30 de setembro de 2012

Eu já me vi morta (crônica)


Valéria S. Dantas Lopes

Eu já morri de tristeza, morri de vergonha e de rir, morri de dor, morri de sede e de fome, já morri de amor...
Qualquer um de nós já usou e usará o verbo ‘morrer’, em exagero, para intensificar o que se sente impacientemente.
Morrer ou passar dessa para melhor, bater as botas, vestir o paletó de madeira, esticar as canelas, animar festa no céu, comer capim pela raiz é estar morto e enterrado. Isso ninguém quer.
A primeira vez que pensei que morreria, não morri.
Naquela noite fria de junho, com uma arma apontada pra mim, um dos malvados, o moreno sem rosto, segurava meu braço, indeciso se me levava ou não junto com seu parceiro louro, também, sem rosto.
— Vamo levá ela! — instigou o louro.
Tremi, gelei, sobrevoei o chão numa nuvem cinza... Ele queria morte.

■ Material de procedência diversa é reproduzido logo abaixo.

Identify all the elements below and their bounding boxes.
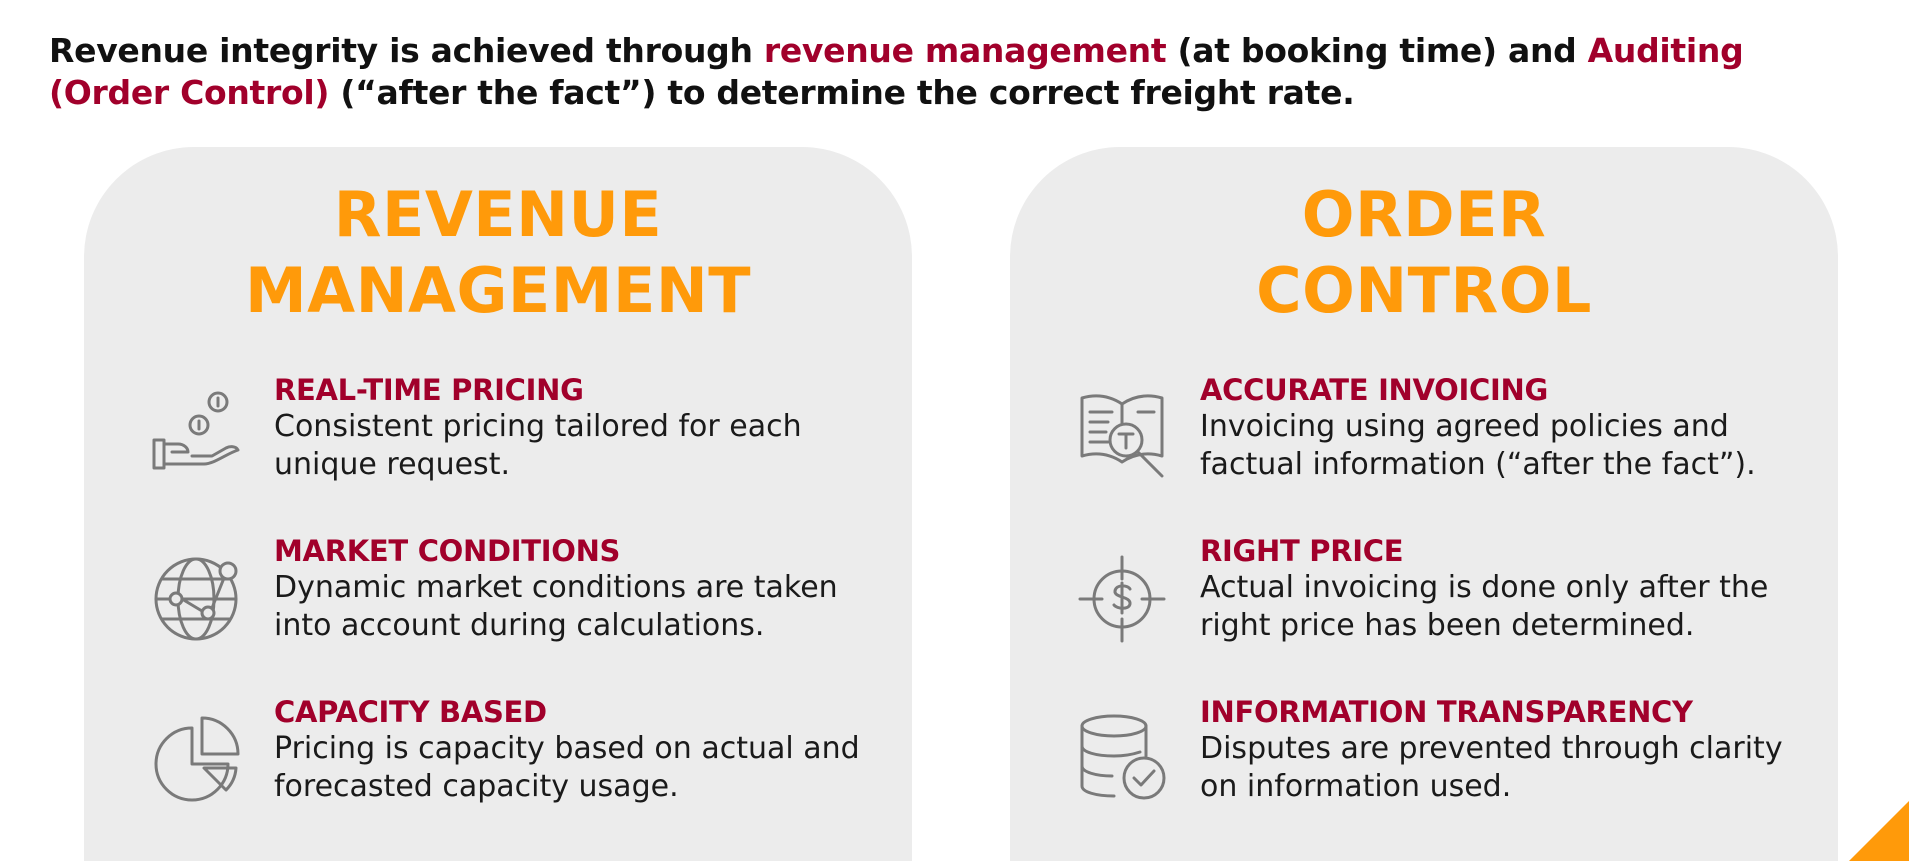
feature-description: Disputes are prevented through clarity o… xyxy=(1200,731,1783,804)
revenue-management-title: REVENUE MANAGEMENT xyxy=(84,177,912,329)
globe-network-icon xyxy=(152,551,244,643)
feature-description: Invoicing using agreed policies and fact… xyxy=(1200,409,1756,482)
headline-text-3: (“after the fact”) to determine the corr… xyxy=(329,73,1355,112)
headline-highlight-revenue-management: revenue management xyxy=(763,31,1167,70)
feature-heading: MARKET CONDITIONS xyxy=(274,534,621,568)
order-control-title: ORDER CONTROL xyxy=(1010,177,1838,329)
feature-text: CAPACITY BASED Pricing is capacity based… xyxy=(274,694,894,806)
feature-description: Dynamic market conditions are taken into… xyxy=(274,570,838,643)
feature-text: INFORMATION TRANSPARENCY Disputes are pr… xyxy=(1200,694,1820,806)
order-control-panel: ORDER CONTROL ACCURATE INVOICING Invoici… xyxy=(1010,147,1838,861)
feature-information-transparency: INFORMATION TRANSPARENCY Disputes are pr… xyxy=(1010,694,1838,834)
panel-title-line-2: CONTROL xyxy=(1256,254,1592,327)
headline-highlight-auditing: Auditing (Order Control) xyxy=(49,31,1744,112)
book-magnifier-icon xyxy=(1078,390,1170,482)
hand-coins-icon xyxy=(152,390,244,482)
feature-capacity-based: CAPACITY BASED Pricing is capacity based… xyxy=(84,694,912,834)
feature-heading: INFORMATION TRANSPARENCY xyxy=(1200,695,1693,729)
feature-real-time-pricing: REAL-TIME PRICING Consistent pricing tai… xyxy=(84,372,912,512)
revenue-management-panel: REVENUE MANAGEMENT REAL-TIME PRICING Con… xyxy=(84,147,912,861)
pie-chart-icon xyxy=(152,712,244,804)
feature-text: MARKET CONDITIONS Dynamic market conditi… xyxy=(274,533,894,645)
panel-title-line-2: MANAGEMENT xyxy=(244,254,752,327)
orange-corner-accent xyxy=(1849,801,1909,861)
dollar-target-icon xyxy=(1078,551,1170,643)
panel-title-line-1: ORDER xyxy=(1301,178,1547,251)
feature-description: Consistent pricing tailored for each uni… xyxy=(274,409,802,482)
feature-text: ACCURATE INVOICING Invoicing using agree… xyxy=(1200,372,1820,484)
headline-text-1: Revenue integrity is achieved through xyxy=(49,31,764,70)
feature-heading: REAL-TIME PRICING xyxy=(274,373,584,407)
feature-text: REAL-TIME PRICING Consistent pricing tai… xyxy=(274,372,894,484)
feature-description: Actual invoicing is done only after the … xyxy=(1200,570,1769,643)
feature-right-price: RIGHT PRICE Actual invoicing is done onl… xyxy=(1010,533,1838,673)
feature-text: RIGHT PRICE Actual invoicing is done onl… xyxy=(1200,533,1820,645)
panel-title-line-1: REVENUE xyxy=(333,178,663,251)
feature-heading: RIGHT PRICE xyxy=(1200,534,1404,568)
feature-market-conditions: MARKET CONDITIONS Dynamic market conditi… xyxy=(84,533,912,673)
feature-heading: ACCURATE INVOICING xyxy=(1200,373,1548,407)
feature-heading: CAPACITY BASED xyxy=(274,695,547,729)
headline: Revenue integrity is achieved through re… xyxy=(49,30,1749,114)
feature-description: Pricing is capacity based on actual and … xyxy=(274,731,860,804)
database-check-icon xyxy=(1078,712,1170,804)
feature-accurate-invoicing: ACCURATE INVOICING Invoicing using agree… xyxy=(1010,372,1838,512)
headline-text-2: (at booking time) and xyxy=(1166,31,1588,70)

Vi isso na sua voz irritante e insistente, ouvindo as faíscas que saíam de sua boca enorme.
— Tem segredo? — o moreno me sacudiu.
Eu tinha segredos, sim, mas o carro tinha apenas um que lhe disse num fôlego só:
“O senhor precisa pisar na embreagem pra ele ligar. Só isso.”
— Se esta merda não ligar dá um tiro nela! – disse o louro, querendo ver sangue, enquanto o moreno me segurava ainda, mas já sentado no banco.
Eu rezava ou gemia calada ou fazia qualquer coisa que não sei o que era. A atmosfera pesada me impedia definir qualquer sensação.
O motor soou alto, o moreno sem olhos, sem nariz, mas com dentes e boca , me sorriu amargo, soltou meu braço e antes de ir, me falou rispidamente:
— Se eu parar mais à frente, volto pra te matar.
Morri antecipadamente. Meus pés flutuaram novamente. E se foi, sem tempo de me despedir da minha bolsa preta de camurça e franjas no banco de trás. Em tempo de eu ver os fios louros do carona, balançar ao vento com a arrancada. Em tempo de ver meu possante verde, pela última vez, que sumiu na poeira, sob a cantoria dos pneus.
A segunda vez que pensei que morreria, não morri.
Naquela noite amena de outubro, o lugar era o mesmo, a arma era outra. As pessoas eram outras. Nem uma nem duas, mas cinco. Quando estacionei, um carro parou próximo ao meu e pensei que eram convidados da festa, assim como eu.
“Mas convidados não trazem armas de presentes..." Pensei ao ver o cano longo na mão de um rapaz que eu via da cintura pra baixo, vindo na minha direção.
Não sei com que mãos abri a porta e com que pernas saí do carro. Só sei que já estava com as chaves estendidas para ele antes que me dissesse qualquer palavra. Aparentemente tranquilo, atrevida, me atrevi:
“Leve o carro, mas antes posso pegar minha bolsa?”
— Antes, posso te matar? Cale a boca, vadia! – me respondeu, irritadíssimo, um outro que estava não sei onde. – Ande! – sua última fala.
Emudeci. Não sabia se eu ia pra direita, pra esquerda, se desmaiva ou deixava pra depois, se corria, se chorava, se gritava... Andei meio torta, meio lenta, meio mole, meio eu, inteira em medo.
Quando ouvi o ronco do motor e o cheiro de pneus queimados, suspirei
aliviada.
A terceira vez que pensei que morreria, não morri.
Não tinha armas nem homens maus. Mas foi pior, muito pior.
Naquela tarde fria de junho, achei que tinha morrido de verdade.
Um caminhão tanque tombou e deslizou na estrada, na pista contrária, derrubando parte da mureta de sustentação.
Era branca a cabine.
Era clara e verde a estrada.
Era cinza meu carro.
Era vermelho, azul e amarelo o fogo.
Rodas enormes deitadas sobre o combustível preto e brilhante esparramado pelo asfalto.
Do lado oposto vinha meu carro, trepidando por cima dos escombros da mureta. A carreta explodiu uma, duas e mais vezes e o fogo veio cobrindo com suas cores meu carro cinza, rapidamente.
Eu olhava  um ponto fixo no lado direito do vidro.
“Meu Deus, é o fim...” Disse assim com reticências.
E me vi morta. A pior sensação que senti na vida.
Passei pelo fogo como numa cena de filme.
Morri?”
Milagre. Estava vivinha da silva.
Olhei ao redor, abri a porta e corri pela estrada livre, calçando apenas uma sapatilha.
Olhei para trás e vi meu carro preto que era cinza e a carreta de cabine preta que era branca explodir mais e mais.
Eu sempre acreditei no milagre da vida e, agora, acredito que se pode nascer de novo.